AWS StorageGateway

AWS storage gateway is a great way for organizations to get involved with AWS. When I think of “hybrid-cloud”, I think storage gateway. It is essentially a s3 bucket connected to your network in the form of a windows (SMB) or linux share drive!

So, what is the big deal here? Can’t users already get to s3 via a an sdk or the aws console? Yes, but with storage gateway, the s3 bucket appears to the user like a regular file share. This is much more intuitive and friendly with existing applications and workflows, as now the cloud is completely abstracted away and appears to the user as a traditional file share:

This folder is synced with the s3 bucket, and so whatever is inserted into the s3 bucket is visible here, and whatever changes are made to the folder (which is mapped to the s3 bucket) are synced to s3. Pretty powerful.

To get it working in terraform, AWS has provided a terraform module which can help out quite a bit, although it covers the gamut of options and types of file shares, which may not be applicable to your specific situation:

GitHub – aws-ia/terraform-aws-storagegateway

AWS provides specific AMIs that contain the storage gateway software which is necessary for syncing the data in S3 with the storage gateway file server. After you open the appropriate SMB file share ports, you can have your storage gateway communicate with clients in your domain in the case of a windows file share. In order for this to work at all, there needs to be network connectivity between you on prem systems and AWS.

Some of the pain points of setting this up in my case is the type of machine needed to run the gateway. To save costs, I attempted to start with a t2.micro instance. This resulted in a storage gateway appliance that would just hang when attempting to activate via the http activation link.

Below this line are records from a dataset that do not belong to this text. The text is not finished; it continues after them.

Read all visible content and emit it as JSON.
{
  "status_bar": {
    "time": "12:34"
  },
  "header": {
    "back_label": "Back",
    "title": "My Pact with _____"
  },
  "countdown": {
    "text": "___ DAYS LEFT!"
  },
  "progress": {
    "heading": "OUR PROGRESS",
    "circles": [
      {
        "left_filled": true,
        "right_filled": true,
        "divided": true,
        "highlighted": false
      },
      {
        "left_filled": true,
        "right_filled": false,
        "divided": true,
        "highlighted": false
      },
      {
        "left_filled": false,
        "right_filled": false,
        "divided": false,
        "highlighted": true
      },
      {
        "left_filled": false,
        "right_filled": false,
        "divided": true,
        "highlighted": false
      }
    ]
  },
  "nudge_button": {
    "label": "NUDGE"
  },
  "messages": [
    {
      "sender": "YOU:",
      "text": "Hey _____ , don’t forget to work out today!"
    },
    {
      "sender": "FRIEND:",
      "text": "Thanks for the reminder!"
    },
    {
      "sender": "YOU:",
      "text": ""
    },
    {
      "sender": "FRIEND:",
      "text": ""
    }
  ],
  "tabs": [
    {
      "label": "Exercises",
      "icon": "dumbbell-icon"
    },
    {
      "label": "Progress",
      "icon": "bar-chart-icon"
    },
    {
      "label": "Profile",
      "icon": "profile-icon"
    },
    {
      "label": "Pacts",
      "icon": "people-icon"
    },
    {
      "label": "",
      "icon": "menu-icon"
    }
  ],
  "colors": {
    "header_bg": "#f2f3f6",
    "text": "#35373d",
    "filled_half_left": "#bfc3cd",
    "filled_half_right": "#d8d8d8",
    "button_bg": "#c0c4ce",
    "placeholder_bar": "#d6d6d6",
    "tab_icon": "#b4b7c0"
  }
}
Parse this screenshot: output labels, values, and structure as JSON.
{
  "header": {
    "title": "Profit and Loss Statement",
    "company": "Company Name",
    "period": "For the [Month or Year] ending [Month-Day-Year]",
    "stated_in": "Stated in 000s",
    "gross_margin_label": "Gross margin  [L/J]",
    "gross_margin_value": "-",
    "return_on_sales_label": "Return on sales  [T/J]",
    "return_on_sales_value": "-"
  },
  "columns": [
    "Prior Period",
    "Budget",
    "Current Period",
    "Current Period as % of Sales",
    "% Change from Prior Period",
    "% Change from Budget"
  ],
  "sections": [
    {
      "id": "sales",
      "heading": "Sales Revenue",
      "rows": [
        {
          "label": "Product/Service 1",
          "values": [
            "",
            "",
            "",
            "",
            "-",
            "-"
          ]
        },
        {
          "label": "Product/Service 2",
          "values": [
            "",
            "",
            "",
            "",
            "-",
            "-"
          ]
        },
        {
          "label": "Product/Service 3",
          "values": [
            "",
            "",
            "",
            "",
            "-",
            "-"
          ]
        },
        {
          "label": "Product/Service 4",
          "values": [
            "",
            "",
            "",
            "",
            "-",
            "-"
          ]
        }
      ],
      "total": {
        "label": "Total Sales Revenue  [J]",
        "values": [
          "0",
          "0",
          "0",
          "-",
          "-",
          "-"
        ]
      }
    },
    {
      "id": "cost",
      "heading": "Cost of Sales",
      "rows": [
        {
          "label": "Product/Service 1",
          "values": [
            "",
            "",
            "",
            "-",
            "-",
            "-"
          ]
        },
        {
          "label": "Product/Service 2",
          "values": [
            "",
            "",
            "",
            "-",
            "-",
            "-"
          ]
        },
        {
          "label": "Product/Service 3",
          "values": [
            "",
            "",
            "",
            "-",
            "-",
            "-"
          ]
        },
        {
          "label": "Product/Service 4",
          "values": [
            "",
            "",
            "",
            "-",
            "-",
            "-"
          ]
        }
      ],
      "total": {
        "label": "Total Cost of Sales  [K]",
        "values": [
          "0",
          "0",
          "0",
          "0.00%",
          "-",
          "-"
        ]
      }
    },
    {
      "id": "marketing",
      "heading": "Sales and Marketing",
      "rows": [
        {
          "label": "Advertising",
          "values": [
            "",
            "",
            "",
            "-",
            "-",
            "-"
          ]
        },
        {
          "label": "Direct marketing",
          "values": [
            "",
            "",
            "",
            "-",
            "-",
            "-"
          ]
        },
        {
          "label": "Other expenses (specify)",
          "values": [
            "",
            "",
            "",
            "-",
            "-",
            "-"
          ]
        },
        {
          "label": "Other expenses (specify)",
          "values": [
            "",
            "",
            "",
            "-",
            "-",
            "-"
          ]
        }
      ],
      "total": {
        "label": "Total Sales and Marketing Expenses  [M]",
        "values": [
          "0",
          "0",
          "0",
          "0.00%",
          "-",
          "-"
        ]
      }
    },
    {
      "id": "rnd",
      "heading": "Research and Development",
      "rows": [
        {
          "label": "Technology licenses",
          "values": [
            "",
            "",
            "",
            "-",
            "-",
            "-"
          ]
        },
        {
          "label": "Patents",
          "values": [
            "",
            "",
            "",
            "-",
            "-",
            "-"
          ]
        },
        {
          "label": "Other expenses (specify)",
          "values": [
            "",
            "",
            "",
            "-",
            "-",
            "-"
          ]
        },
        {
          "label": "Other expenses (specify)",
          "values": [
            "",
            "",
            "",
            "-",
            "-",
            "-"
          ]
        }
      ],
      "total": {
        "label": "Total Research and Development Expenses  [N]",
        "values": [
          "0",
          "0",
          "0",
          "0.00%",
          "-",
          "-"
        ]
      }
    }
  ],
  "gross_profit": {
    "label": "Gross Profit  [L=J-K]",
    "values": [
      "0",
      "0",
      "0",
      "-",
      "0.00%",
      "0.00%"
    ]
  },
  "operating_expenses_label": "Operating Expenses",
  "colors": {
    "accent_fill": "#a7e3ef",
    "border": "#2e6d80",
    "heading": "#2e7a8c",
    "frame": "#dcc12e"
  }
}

In my solution, there was a need to create the S3 buckets and file shares outside of the terraform that created the storage gateway. However, the storage gateway cannot be referenced from another terraform module via a terraform “data” resource tag. Using a terraform data tag is a useful way in terraform to reference resources that have not been created within the current terraform module you are working with. I was surprised at not being able to reference the storage gateway in this way.

To get around this issue, the storage gateway arn that was created in the storage gateway repository was stored in AWS SSM parameter store. This SSM parameter was then referenced in the terraform repository that was creating the SMB shares.